As Hillel mentioned in the most recent “What We’re Working On” post, the RAC has recently implemented a log management system called Graylog. Making better use of our log files and improving our system reliability and response time was a core goal of becoming better maintainers and operationalizing our systems work. We built logging into almost all of our locally-developed systems and had experience sifting through ArchivesSpace logs, but we weren’t actively using them as indicators of application health or issues.
In April 2020, we launched the Log Management Evaluation project to test our hypothesis that a centralized logging analysis and management system would help the D-Team and IT Teams both react quickly to emergencies as well as take proactive measures to avoid future crises. The goal of this project was to test one or more log management solutions that fit an outlined pre-defined feature list that we collaboratively agreed upon. Together, the D-Team and IT Team would identify a log management system that might meet our needs, and then collaborate on the installation and testing of said system.
We broke the desired features into two main categories with separate desired features:
- Troubleshooting
- Automated alerts
- Log search interfaces
- Automated log rotation, collection, and storage
- Support for logging analytics
- Resource and Performance Monitoring
- Display application key performance indicators
- Automated report creation scheduled for regular intervals
After creating this list of requirements, we moved forward with testing Graylog, a widely adopted log management system, because of its robust feature set and low cost. We installed Graylog in a development environment and connected a select few systems to it. This testing included routing ArchivesSpace, Archivematica, VPN, and firewall logs into the system for monitoring. Once we routed log messages to Graylog, we were able to target individual messages for specific error text, experiment with automated notifications, and set up customized dashboards for each application. These dashboards let us monitor key performance indicators, system error messages, and even geolocated connections to the VPN. We could also search through any application logs routed to Graylog and find specific messages much faster than we could on application servers.

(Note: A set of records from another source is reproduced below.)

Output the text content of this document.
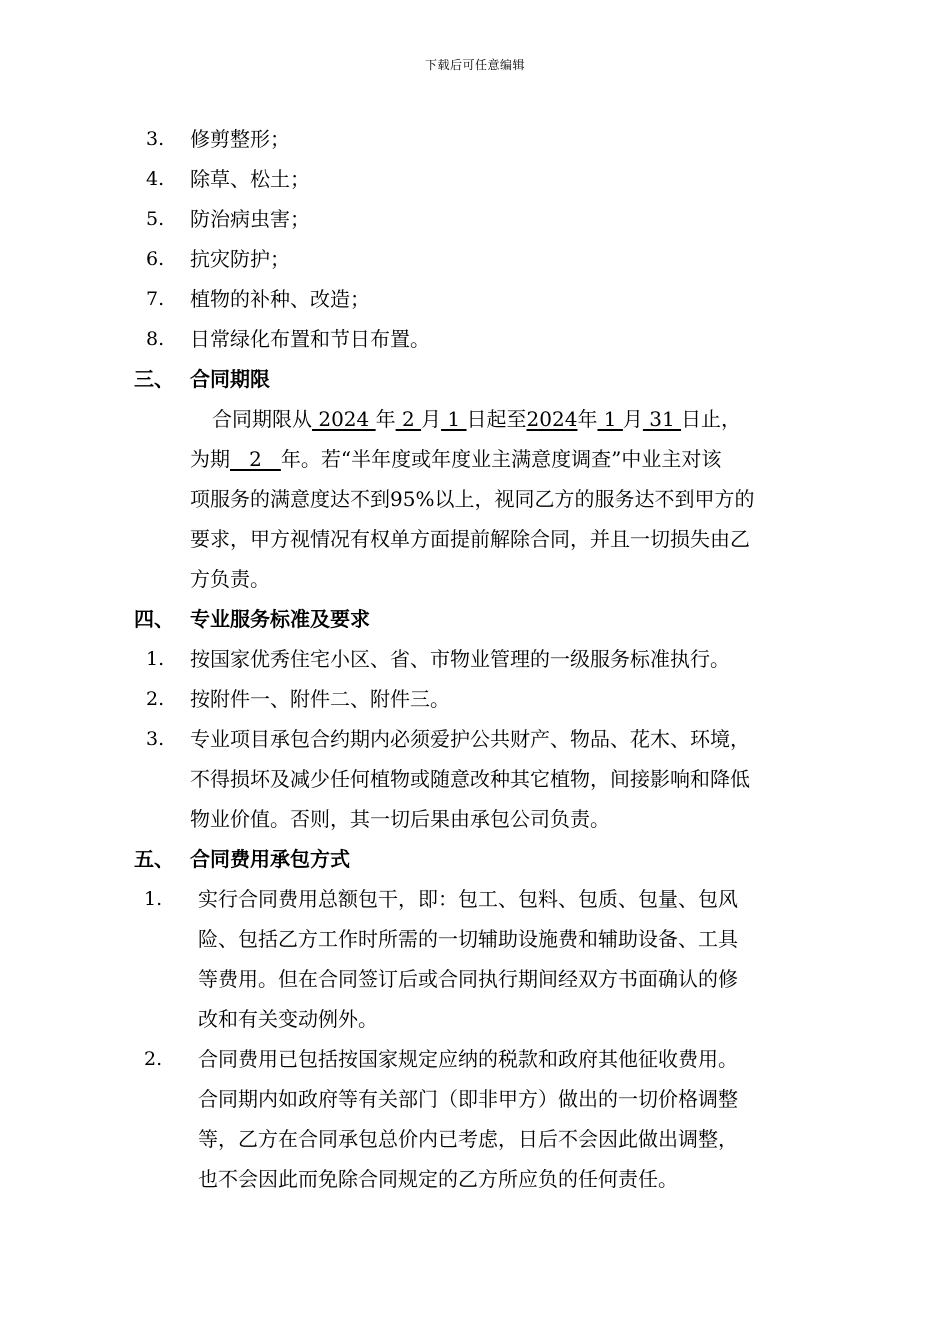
下载后可任意编辑
3. 修剪整形；
4. 除草、松土；
5. 防治病虫害；
6. 抗灾防护；
7. 植物的补种、改造；
8. 日常绿化布置和节日布置。
三、 合同期限
合同期限从 2024 年 2 月 1 日起至2024年 1 月 31 日止，
为期   2   年。若“半年度或年度业主满意度调查”中业主对该
项服务的满意度达不到95%以上，视同乙方的服务达不到甲方的
要求，甲方视情况有权单方面提前解除合同，并且一切损失由乙
方负责。
四、 专业服务标准及要求
1. 按国家优秀住宅小区、省、市物业管理的一级服务标准执行。
2. 按附件一、附件二、附件三。
3. 专业项目承包合约期内必须爱护公共财产、物品、花木、环境，
不得损坏及减少任何植物或随意改种其它植物，间接影响和降低
物业价值。否则，其一切后果由承包公司负责。
五、 合同费用承包方式
1. 实行合同费用总额包干，即：包工、包料、包质、包量、包风
险、包括乙方工作时所需的一切辅助设施费和辅助设备、工具
等费用。但在合同签订后或合同执行期间经双方书面确认的修
改和有关变动例外。
2. 合同费用已包括按国家规定应纳的税款和政府其他征收费用。
合同期内如政府等有关部门（即非甲方）做出的一切价格调整
等，乙方在合同承包总价内已考虑，日后不会因此做出调整，
也不会因此而免除合同规定的乙方所应负的任何责任。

Graylog met the most important requirements as defined at the project’s outset: the ability to set up automated alerts, robust log search interfaces, centralized log collection, customizable dashboards for logging analytics, and tools to help track key performance indicators. In testing, we found that Graylog generally made it easier to interact with our log data. The aforementioned features provide methods to improve our response to crises as well as strategically improving application health and performance, all while reducing manual RAC labor.
However, Graylog does not fully support two of the six desired features from the initial project charter, but we did not think that lack of functionality to be blockers to adoption.
- Graylog does not automate log rotation and storage, but these functions can be performed through built in processes on our servers or through AWS integrations; in other words we would still be able to pursue these actions independent of Graylog.
- The free version of Graylog lacks an automated report feature. We did not see this as a roadblock, since these reports are essentially snapshots of dashboards.
Our ultimate goal of implementing a log management system is to decrease the human load required to identify errors and inconsistencies in our systems logs, and Graylog does that in almost all cases. Graylog supports our most important feature requirements based on our initial testing. More importantly our testing confirmed our initial hypothesis that a log management tool would help the D-Team and IT Teams both react quickly to emergencies as well as take proactive measures to avoid future crises.
We’ve now been working with Graylog in production for about six months, and it’s been a learning experience. Setting up logging on each of our servers for each of our applications has been a slow process, and we’re not making the best use of Graylog’s streams and dashboards yet. Even with some of these complications, we’ve seen almost immediate improvements to our handling of ArchivesSpace issues. All log messages that AS prepends with with an error code get automatically sent to one of our Microsoft Teams channels, so we are notified of the issue as soon as it happens. We’ve also been able to create a dashboard widget to give average response times to various HTTP response codes, which helps us determine how quickly the system is reacting to API requests. We’ve been able to be more proactive about addressing application errors and issues since adopting a log management system, whereas in the past we’d be reliant on a user identifying an issue and then manually searching log files for instances of that error.
We still have a ways to go in getting our reporting processes fully set up, but Graylog has helped us move towards being better systems implementers and maintainers.